Fratelli d’Italia e Lega di Bologna hanno “messo il cappello” sulla vittoria ottenuta dai tassisti della città, i quali, presentando un ricorso al Tar, hanno azzerato l’idiotissimo provvedimento noto come “Città 30”.
Nel fare ciò, sono stati agevolati dalla stampa locale che, dando notizia della sentenza del tribunale amministrativo, ha posto in secondo piano, pur citandola, l’avvocatessa Silvia Marzot, la quale ha certamente rappresentato le ragioni dei ricorrenti in modo perfetto, dato l’esito finale della contesa; e, addirittura, fatto sparire il contributo – fondamentale e ineguagliabile – del comitato Una Bologna che cambia, il gruppo civico che aveva portato in piazza Maggiore e sulle strade della città la rabbia e la contrarietà dei cittadini e dei tassisti, in alcune memorabili manifestazioni. Ed è per lo meno curioso come i giornali petroniani, sui quali spesso si discetta di civismo e della necessità, da parte dei partiti, di aver maggiore attenzione verso le realtà che si organizzano spontaneamente nella società, oscurino proprio queste energie e questo impegno, nel momento in cui ottengono risultati eclatanti, per amplificare, invece, il ruolo vero o presunto dei partiti.

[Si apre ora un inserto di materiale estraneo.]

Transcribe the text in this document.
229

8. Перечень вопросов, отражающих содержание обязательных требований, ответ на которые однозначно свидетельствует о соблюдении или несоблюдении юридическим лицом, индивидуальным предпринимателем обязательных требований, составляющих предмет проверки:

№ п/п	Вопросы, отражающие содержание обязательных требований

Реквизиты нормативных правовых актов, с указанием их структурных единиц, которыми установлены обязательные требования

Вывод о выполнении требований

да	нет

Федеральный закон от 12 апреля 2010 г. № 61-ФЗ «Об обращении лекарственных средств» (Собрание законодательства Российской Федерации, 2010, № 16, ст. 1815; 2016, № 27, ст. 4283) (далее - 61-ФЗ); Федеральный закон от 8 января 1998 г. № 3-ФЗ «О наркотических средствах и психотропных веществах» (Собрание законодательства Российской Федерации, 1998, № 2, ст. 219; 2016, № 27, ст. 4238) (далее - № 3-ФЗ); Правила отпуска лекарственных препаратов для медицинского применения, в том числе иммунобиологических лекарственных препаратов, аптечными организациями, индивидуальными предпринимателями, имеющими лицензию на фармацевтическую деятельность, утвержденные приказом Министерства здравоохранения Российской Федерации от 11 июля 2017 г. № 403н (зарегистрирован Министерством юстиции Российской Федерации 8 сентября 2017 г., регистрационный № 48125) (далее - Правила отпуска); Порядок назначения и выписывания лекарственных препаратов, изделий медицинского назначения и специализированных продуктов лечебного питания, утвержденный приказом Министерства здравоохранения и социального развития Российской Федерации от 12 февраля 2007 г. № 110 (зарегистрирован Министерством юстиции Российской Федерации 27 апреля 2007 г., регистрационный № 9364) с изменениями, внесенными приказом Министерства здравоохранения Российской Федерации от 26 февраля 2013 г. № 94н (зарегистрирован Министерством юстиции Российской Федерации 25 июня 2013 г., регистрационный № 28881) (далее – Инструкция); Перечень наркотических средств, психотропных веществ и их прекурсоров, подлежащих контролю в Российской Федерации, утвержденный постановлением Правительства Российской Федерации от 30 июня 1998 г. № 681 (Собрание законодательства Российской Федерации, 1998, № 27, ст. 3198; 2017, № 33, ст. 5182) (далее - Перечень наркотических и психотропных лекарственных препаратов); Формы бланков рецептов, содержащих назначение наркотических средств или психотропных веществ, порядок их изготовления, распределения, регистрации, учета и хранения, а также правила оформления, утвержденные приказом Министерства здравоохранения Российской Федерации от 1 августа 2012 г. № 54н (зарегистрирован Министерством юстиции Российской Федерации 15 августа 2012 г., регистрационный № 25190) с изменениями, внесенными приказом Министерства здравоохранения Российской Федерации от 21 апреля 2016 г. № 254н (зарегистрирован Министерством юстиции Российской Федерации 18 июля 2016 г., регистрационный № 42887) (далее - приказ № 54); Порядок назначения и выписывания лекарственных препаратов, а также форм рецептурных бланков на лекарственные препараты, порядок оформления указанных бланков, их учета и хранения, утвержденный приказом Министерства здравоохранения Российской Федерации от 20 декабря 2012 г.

Senza le grandi mobilitazioni organizzate da Ubcc, i tassisti non si sarebbero convinti a proseguire nella battaglia contro “Città 30” e oggi la giunta non si troverebbe alle corde, su questo tema.
Già, perché andando al nocciolo della questione, ha un bel da dire Matteo Lepore, quando annuncia di non voler impugnare l’atto, ma di volerlo solo riscrivere secondo le direttive evidenziate nel pronunciamento del Tar. Infatti, è semplicistica la lettura riportata sulle testate cittadine, da cui si desumerebbe che le delibere della giunta sarebbero state annullate in quanto non adeguatamente motivate. Cioè, in parole più semplici, perché il Comune non avrebbe motivato strada per strada le ragioni che indurrebbero ad abbassare il limite da 50 a 30 km orari. Quindi, permettendo al Comune stesso di riproporre sostanzialmente lo stesso, identico provvedimento, ma solo con una diversa versione dell’atto.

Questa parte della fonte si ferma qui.